The passers-by and those surrounding Christ in his dying moments mocked him and his claims to be the Son of God: if he were really the Son of God, why doesn't he save himself? Come down off the cross!
In fact, however, Christ is the Son precisely because he is on the cross: he obeys the Father's commission to offer himself up for the sins of Israel and humanity, and thus is a true Son (cf. Rom 4.25, 8.3). This is the insight of Niko Kazantzakis's The Last Temptation of Christ: if Christ had come down from the cross -- just like Judas condemns the old man Jesus on his death bed as Jerusalem is in flames outside -- there would be no sacrifice for sins, no salvation, no redemption, and he would be no Son, since he had not obeyed the Father. At the end of the film, an old and dying Jesus crawls from his house into a desert, as Jerusalem is ablaze behind him, crying out, "I want to be the Son of God!" So also we find in Matthew that Jesus is the Son precisely because he obeys the Father's wish and will, in spite of the grave pains and struggles of his trial in Gethsemane (26.35-46).

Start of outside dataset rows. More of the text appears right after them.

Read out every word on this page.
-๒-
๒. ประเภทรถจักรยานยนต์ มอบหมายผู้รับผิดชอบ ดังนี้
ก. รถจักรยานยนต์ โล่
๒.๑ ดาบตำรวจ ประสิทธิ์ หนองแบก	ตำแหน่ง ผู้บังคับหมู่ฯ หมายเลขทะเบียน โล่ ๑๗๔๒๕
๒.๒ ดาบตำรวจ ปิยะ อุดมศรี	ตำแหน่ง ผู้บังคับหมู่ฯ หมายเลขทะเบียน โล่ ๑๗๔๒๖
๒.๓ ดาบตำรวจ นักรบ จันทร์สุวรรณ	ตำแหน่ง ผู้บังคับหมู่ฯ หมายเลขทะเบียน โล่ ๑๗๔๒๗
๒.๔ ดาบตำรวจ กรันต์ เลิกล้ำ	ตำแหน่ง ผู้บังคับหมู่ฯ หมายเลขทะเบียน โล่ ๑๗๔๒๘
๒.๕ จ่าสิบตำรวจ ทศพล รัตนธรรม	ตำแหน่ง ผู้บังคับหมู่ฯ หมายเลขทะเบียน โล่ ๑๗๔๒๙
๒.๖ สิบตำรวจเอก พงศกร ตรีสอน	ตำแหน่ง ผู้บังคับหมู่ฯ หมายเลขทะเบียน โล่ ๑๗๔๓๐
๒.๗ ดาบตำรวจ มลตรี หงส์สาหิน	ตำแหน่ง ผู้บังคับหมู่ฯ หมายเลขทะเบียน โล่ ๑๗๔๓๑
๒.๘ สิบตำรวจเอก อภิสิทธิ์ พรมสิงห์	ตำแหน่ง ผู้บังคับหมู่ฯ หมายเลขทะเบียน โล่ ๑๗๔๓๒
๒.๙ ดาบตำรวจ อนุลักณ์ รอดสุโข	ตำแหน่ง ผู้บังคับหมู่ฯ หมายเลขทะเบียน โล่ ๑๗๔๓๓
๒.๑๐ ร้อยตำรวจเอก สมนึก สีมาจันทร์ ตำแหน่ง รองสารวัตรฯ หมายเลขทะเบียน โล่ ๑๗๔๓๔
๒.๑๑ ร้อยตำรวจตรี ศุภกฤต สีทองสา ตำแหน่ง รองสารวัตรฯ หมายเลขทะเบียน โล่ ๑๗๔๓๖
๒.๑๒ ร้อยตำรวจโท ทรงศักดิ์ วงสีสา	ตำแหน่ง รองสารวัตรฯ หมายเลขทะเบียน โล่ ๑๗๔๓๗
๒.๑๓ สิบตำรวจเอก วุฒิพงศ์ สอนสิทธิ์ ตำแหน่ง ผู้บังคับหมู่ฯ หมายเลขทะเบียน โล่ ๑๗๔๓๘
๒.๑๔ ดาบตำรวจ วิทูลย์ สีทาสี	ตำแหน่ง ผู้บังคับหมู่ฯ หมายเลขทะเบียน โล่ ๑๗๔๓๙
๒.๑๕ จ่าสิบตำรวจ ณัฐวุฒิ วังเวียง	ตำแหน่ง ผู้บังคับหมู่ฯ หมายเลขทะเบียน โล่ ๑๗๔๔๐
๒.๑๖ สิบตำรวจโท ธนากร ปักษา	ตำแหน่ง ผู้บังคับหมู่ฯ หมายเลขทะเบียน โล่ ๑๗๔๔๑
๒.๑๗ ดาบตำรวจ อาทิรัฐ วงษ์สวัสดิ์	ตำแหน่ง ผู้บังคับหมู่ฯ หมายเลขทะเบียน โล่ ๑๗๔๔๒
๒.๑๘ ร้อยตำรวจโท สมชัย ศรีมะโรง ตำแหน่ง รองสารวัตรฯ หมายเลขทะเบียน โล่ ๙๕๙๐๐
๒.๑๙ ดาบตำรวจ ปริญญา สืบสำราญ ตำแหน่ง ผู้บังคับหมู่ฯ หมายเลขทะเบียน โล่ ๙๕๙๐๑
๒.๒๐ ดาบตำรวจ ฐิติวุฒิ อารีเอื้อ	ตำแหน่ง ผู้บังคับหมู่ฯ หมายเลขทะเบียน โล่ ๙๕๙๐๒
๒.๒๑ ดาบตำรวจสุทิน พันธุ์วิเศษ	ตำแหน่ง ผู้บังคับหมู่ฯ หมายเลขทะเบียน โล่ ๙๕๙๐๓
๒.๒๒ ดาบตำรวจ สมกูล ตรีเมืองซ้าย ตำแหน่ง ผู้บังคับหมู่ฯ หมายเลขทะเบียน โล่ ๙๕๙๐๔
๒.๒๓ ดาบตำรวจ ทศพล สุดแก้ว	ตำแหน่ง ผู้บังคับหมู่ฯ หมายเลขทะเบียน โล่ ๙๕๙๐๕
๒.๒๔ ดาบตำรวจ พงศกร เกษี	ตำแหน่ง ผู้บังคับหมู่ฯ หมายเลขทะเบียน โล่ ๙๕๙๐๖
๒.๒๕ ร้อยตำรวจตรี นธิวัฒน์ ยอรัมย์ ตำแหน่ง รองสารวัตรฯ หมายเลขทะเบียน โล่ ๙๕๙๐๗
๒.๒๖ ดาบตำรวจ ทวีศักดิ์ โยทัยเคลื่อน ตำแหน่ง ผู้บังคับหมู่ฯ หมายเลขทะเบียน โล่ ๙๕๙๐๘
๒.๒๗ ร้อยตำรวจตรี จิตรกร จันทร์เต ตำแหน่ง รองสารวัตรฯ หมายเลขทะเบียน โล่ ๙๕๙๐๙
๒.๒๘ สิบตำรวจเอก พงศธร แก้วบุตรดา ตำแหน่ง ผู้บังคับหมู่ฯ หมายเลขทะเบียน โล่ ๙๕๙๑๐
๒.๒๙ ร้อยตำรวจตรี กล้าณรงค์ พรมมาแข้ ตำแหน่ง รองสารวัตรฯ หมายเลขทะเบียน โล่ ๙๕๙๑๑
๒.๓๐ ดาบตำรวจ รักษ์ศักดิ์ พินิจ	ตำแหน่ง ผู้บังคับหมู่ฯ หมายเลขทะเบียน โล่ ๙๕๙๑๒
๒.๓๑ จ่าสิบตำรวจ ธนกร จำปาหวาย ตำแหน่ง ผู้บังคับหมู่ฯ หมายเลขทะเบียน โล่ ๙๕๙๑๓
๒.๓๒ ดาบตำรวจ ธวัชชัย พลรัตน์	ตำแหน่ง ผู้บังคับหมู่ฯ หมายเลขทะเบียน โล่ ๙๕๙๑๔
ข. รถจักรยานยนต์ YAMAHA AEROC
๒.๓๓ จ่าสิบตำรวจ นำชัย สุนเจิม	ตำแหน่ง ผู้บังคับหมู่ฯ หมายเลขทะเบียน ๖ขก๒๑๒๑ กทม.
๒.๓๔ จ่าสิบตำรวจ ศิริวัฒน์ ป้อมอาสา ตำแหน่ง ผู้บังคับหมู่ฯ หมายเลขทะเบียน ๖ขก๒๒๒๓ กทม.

An important lesson to draw from all this is: God doesn't think or evaluate things like man-in-the-flesh does. Here is another repeated point of the scriptures. The thinking, values, judgments, commitments, opinions, etc. of man-in-the-flesh are not like God's. The persons mocking Jesus considered death on a cross to be a fate worth evading at all costs, especially if the escape were available to someone like the Son of God. Because Jesus of Nazareth did not seek to escape it, he must evidently not have that power and thus must not be the Son of God. But the wisdom and goodness of God is shown in having power yet not using it (cf. 1 Cor 1.18ff.; Phil 2.6-11), in suffering for the sake of the very persons who nailed your hands to the cross. God's wisdom sees further than the pains of the moment into a glory far greater (cf. Rom 8.18; Heb 12.2).